Volvemos a dejar puntos en casa y eso es inaceptable si queremos luchar por el ascenso. Empatamos 1-1 contra el Eibar en un partido donde dominamos claramente: 61,6% de posesión, 13 tiros totales y 6 a puerta. Nos metieron gol en el minuto 5, un golpe muy duro que nos dejó tocados psicológicamente. A partir de ahí tuvimos que empujar, pero la efectividad brilló por su ausencia. Fue una actuación de dominio sin recompensa, típica de los equipos que no ganan.
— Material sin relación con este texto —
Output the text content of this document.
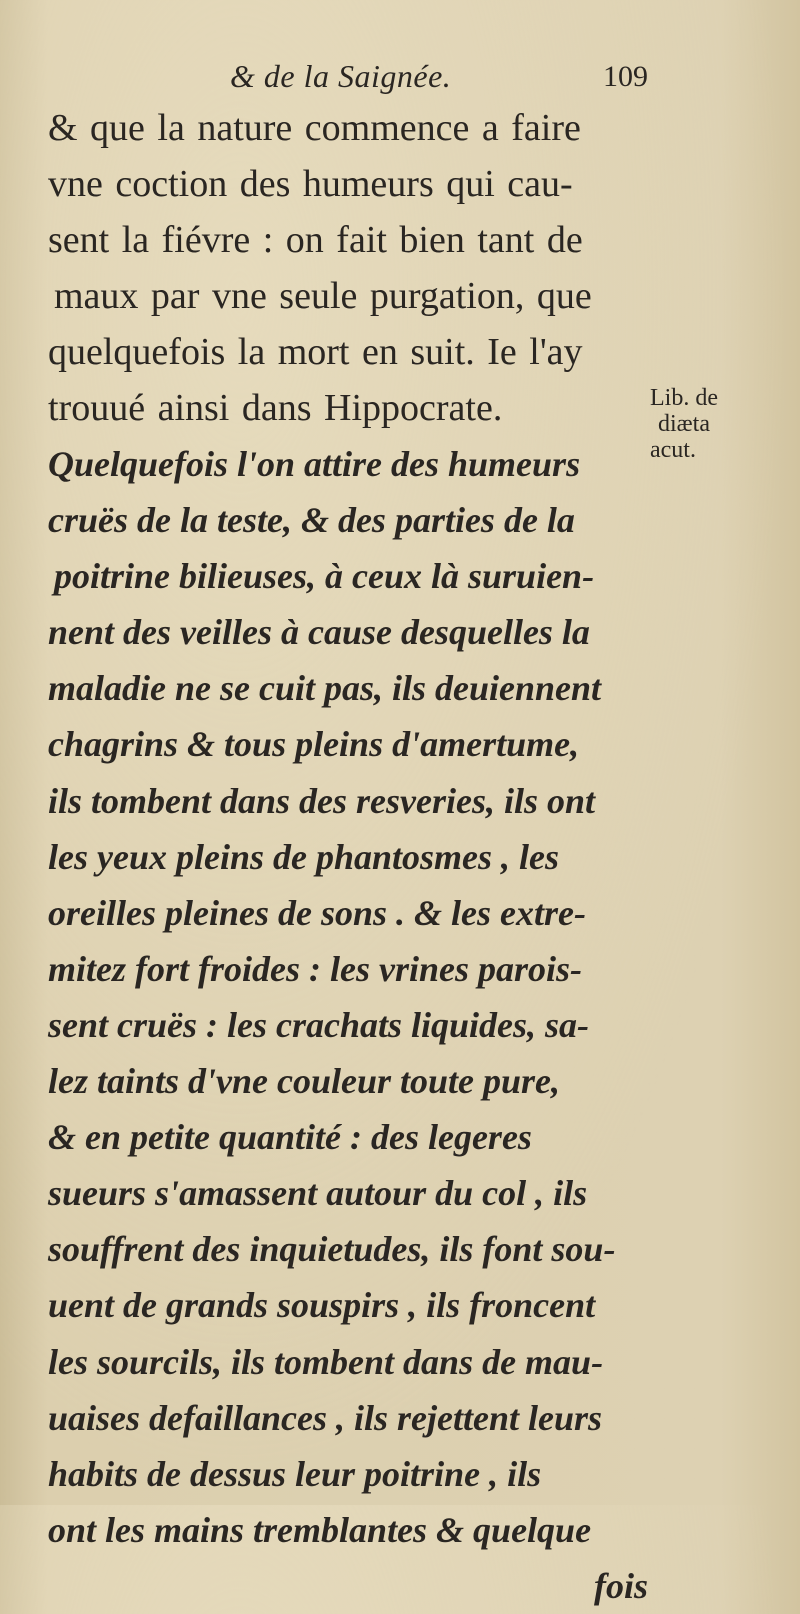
& de la Saignée.	109
& que la nature commence a faire
vne coction des humeurs qui cau-
sent la fiévre : on fait bien tant de
maux par vne seule purgation, que
quelquefois la mort en suit. Ie l'ay
trouué ainsi dans Hippocrate.
Quelquefois l'on attire des humeurs
cruës de la teste, & des parties de la
poitrine bilieuses, à ceux là suruien-
nent des veilles à cause desquelles la
maladie ne se cuit pas, ils deuiennent
chagrins & tous pleins d'amertume,
ils tombent dans des resveries, ils ont
les yeux pleins de phantosmes , les
oreilles pleines de sons . & les extre-
mitez fort froides : les vrines parois-
sent cruës : les crachats liquides, sa-
lez taints d'vne couleur toute pure,
& en petite quantité : des legeres
sueurs s'amassent autour du col , ils
souffrent des inquietudes, ils font sou-
uent de grands souspirs , ils froncent
les sourcils, ils tombent dans de mau-
uaises defaillances , ils rejettent leurs
habits de dessus leur poitrine , ils
ont les mains tremblantes & quelque
fois
Lib. de
diæta
acut.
Lo que duele es cómo llegamos al gol. El Eibar apenas tuvo dos ocasiones claras y en una de ellas Corpas nos golpeó tempranero. Nosotros generamos peligro constantemente en el segundo tiempo, tuvimos los recursos para ganar, pero no fuimos capaces de materializar. Eso es lo que te mata en Segunda División: la falta de precisión, la falta de gol. Nuestro portero apenas tuvo trabajo mientras el suyo salvó situaciones claras.
Un punto en El Molinón no vale de nada cuando aspiramos a estar arriba. Necesitamos victorias, no empates contra equipos como el Eibar. El Sporting tiene que exigirse más. Así no competimos por nada. Seguimos en la lucha, pero partidos como estos nos lastra. Hay que reaccionar ya.